Research Statement

My work is on prototyping alternate ontology curricular cultures, largely in postsecondary TECH education (Technology, Engineering, Computing, and Hacker/Maker realms). In other words, I am concerned with the making of people who make things. What are the assumptions we make about reality (especially related to teaching and learning), and what kinds of worlds do these assumptions set up? How might we build different worlds where different realities are possible?

I use ethnographic, narrative, and other qualitative tools along with a wide range of theoretical lens to examine questions such as: What is engineering? Who is a maker? What does it mean to be a technology professor? In doing this work, I build and partner with communities that have alternative TECH curricular cultures (for instance: Deaf engineering classrooms, feminist hackerspaces, distributed computing apprenticeships) to make us aware of the assumptions we’ve embedded in the discipline thus far… so we can decide what worlds we want to build going forward.

I think of myself and my collaborators as terraformers. As an engineer who has built my career in open source communities and an educator with over a decade of teaching and curriculum development experience, I’m intrigued by the space between how hackers learn and how engineers are taught. Both open source and engineering academia require neophytes to learn complex collaborative processes in order to produce technology, but their approaches have historically been quite different; school is abstract and controlled, well-scaffolded and private – whereas open community projects are chaotic and improvisational, public and “real.” Understanding the patterns of how knowledge is spread in each culture allows us to bridge them and combine their strengths. This creates radically transparent communities of makers solving real problems for real users while being aware of how they teach their craft to new apprentices.

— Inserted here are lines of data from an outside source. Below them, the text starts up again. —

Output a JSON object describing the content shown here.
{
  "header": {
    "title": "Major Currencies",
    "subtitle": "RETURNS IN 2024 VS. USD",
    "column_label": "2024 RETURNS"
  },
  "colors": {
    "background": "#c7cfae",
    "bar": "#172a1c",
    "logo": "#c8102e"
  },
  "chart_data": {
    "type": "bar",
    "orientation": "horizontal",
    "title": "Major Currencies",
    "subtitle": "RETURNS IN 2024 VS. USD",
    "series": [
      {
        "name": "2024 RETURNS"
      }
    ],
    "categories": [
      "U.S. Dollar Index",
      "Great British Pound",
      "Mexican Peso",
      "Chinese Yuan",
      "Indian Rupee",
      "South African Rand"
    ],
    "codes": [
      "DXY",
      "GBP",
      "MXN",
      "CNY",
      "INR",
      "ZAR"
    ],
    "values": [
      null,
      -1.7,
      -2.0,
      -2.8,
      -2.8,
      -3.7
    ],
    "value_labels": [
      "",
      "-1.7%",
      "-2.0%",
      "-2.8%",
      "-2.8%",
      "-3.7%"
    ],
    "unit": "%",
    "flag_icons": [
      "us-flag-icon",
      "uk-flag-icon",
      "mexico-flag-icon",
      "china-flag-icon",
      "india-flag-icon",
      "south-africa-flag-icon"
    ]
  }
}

My job is to build worlds, both physical and virtual, where this can happen. Radical transparency means knowledge can be freely accessed and discussed by team members across all disciplines, leading to surprising insights and richer products. It also exposes the discourse of real engineering practice, allowing anyone to overhear and reflect on the stories behind our solutions. When we can overhear and be overheard, we become more able to find our own answers, our own connections, and our own routes into a field.

I’m a firm believer in Open Access, and am in the process of making all of the results of my own research freely available. I do my best to go a step beyond and make my data, methods, and analysis open and freely forkable whenever possible.